Meet the deadline or pay the price.

Meet the deadline or pay the price.

While many tax advisers may be breathing a collective sigh of relief at the end of the busiest period of their year, time for relaxation is a long way off. Now is the time to start thinking about reminding clients of the costly dangers of missed deadlines.

With Mrs Doyle now dispatched to that great tax haven in the sky, it will be some months before we know who will be urging us all to ‘go on’ and fill in our tax return in time for 31 January 2003.

The thousands who recently voted the ads featuring the batty tea lady the most irritating on TV may not miss her. But accountants will be hoping that – irritating or not – the new public face of the Revenue will be at least as memorable when it comes to ensuring the public file self-assessment forms on time.

It might seem unnecessarily early to start worrying about next year’s self-assessment deadline – after all, this year’s passed just days ago – but prudent accountants will be readying themselves for the next cycle.

Take Anil Mohanlal for example. A partner in West London-based firm Kumar & Co, Mohanlal began writing to clients in April 2001 to warn them to get their affairs in order in time for the January 31 2002 deadline. Attached to the letter was a personalised information request sheet setting out entries made on clients’ tax returns from the previous year.

And it contained a warning. Urging clients to return details by 30 November 2001, Mohanlal said any information provided after this date would incur a penalty of 25% of a client’s normal fee ‘to cover additional costs of temporary staff, payment of overtime and other difficulties to deal with the last-minute rush’.

He also told clients that if they provided information after 31 December 2001, he would not be able to guarantee that returns would be filed in time to avoid late filing penalties.

This was essentially an opening salvo; a further letter in September offered clients a reminder of the looming deadline and the firm’s position regarding the deadlines it needed to impose for receipt of information.

Mohanlal says the letters have made a huge difference. ‘You will be amazed at the number of people who returned on 30 November,’ he says. The firm still does most of its work in November, December and January, but the late January rush isn’t as intense as it once was.

This type of badgering is becoming increasingly common – and increasingly important. Early filing is not just a necessity from the point of view of accountants – it is something the taxman appreciates the need for.

In the days leading up to last week’s deadline, the Revenue had yet to receive some 2.7 million self-assessment returns. This despite the fact it was receiving more than 120,000 forms a day – and rising.

‘The figures are very similar to last year,’ said a Revenue spokeswoman.

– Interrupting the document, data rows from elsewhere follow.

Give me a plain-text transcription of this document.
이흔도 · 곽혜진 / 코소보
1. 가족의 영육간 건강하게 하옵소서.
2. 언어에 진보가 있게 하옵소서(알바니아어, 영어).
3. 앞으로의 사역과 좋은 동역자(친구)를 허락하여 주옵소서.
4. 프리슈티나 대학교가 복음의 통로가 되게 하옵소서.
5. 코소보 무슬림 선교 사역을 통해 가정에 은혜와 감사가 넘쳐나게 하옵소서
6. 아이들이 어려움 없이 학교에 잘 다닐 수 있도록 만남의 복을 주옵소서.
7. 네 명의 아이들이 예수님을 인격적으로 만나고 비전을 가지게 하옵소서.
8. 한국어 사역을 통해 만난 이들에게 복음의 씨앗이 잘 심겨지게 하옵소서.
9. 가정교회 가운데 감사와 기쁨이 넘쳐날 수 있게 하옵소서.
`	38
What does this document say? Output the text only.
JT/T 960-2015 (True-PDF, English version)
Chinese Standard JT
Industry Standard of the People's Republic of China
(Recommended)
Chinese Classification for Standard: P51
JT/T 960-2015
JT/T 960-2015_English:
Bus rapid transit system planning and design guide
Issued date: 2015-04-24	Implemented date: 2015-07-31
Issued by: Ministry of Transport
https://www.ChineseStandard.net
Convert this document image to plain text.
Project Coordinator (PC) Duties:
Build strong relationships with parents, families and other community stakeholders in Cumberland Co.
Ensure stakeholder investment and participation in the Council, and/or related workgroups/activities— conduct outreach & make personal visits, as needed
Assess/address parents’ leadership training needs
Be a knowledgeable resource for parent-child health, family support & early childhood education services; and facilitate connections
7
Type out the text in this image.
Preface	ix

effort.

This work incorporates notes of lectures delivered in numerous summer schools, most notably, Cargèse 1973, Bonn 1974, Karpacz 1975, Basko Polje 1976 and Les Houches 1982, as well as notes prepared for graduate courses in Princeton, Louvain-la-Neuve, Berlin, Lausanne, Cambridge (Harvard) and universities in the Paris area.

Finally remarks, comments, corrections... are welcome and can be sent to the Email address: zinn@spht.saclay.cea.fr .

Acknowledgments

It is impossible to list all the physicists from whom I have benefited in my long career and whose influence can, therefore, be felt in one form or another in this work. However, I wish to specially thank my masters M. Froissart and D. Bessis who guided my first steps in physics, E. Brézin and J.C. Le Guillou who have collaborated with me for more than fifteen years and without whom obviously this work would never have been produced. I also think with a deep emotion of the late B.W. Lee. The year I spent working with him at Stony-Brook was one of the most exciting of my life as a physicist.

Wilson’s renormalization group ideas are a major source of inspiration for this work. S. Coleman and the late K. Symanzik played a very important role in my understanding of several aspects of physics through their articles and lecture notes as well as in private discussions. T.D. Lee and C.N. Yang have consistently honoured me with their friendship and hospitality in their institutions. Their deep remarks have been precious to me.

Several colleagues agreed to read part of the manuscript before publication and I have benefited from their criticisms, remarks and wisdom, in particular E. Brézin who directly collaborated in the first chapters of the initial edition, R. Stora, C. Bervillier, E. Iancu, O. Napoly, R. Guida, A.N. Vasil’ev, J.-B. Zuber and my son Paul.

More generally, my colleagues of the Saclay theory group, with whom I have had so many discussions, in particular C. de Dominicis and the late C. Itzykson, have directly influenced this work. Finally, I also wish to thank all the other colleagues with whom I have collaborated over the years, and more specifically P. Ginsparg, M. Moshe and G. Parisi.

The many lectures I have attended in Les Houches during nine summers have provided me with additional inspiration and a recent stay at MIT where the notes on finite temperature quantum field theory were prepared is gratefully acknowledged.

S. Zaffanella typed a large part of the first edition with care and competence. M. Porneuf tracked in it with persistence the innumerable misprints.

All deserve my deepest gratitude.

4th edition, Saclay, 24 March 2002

‘If that continues to be the case we expect to receive in the region of 300,000 returns a day in a last-minute rush to file on time.’

ACCA’s head of tax, Chas Roy-Chowdury, acknowledges that accountants themselves can do more to encourage their clients to file early by targeting those who are consistently tardy. ‘There has been a problem in general with clients who are always late,’ he says. ‘Certain clients are late year after year. And that puts so much pressure on the firms.’

Francesca Lagerberg, senior consultant at the ICAEW’s tax faculty, says that, like Mohanlal, many accountants are now warning clients that they will pass on the cost of hiring extra staff to deal with the last-minute filing rush. She supports the move. ‘It’s getting more common,’ she says.

‘But it’s quite a savvy way of doing business. A lot of accountants have been caught out because they have left it to the last minute.’

Early reminders remove the danger of accountants simply not being able to process all the returns they receive at the last minute. ‘A lot of advisers are saying “let’s be realistic”.

You can’t always turn round a tax return in a matter of hours,’ she adds.

‘The ones who send it in on 31 January are the ones who jump up and down when you can’t guarantee getting it in on time.’

Lagerberg points out that persuading clients to file early can have cashflow advantages for a firm by spreading client income more evenly over the year.

Lagerberg agrees April is a sensible time to start reminding clients with follow-up letters around the time the Revenue is advertising the 30 September deadline for taxpayers who want their bills calculated for them. ‘There are two good things about working this way,’ she says.

‘You are working in partnership with the client and helping them to help themselves.

‘You are also identifying tax planning opportunities that add value. That’s good for the adviser in terms of more fees and good for the client.

‘And,’ she cautions, ‘if you’ve not got happy clients, you’ve not got a good business.’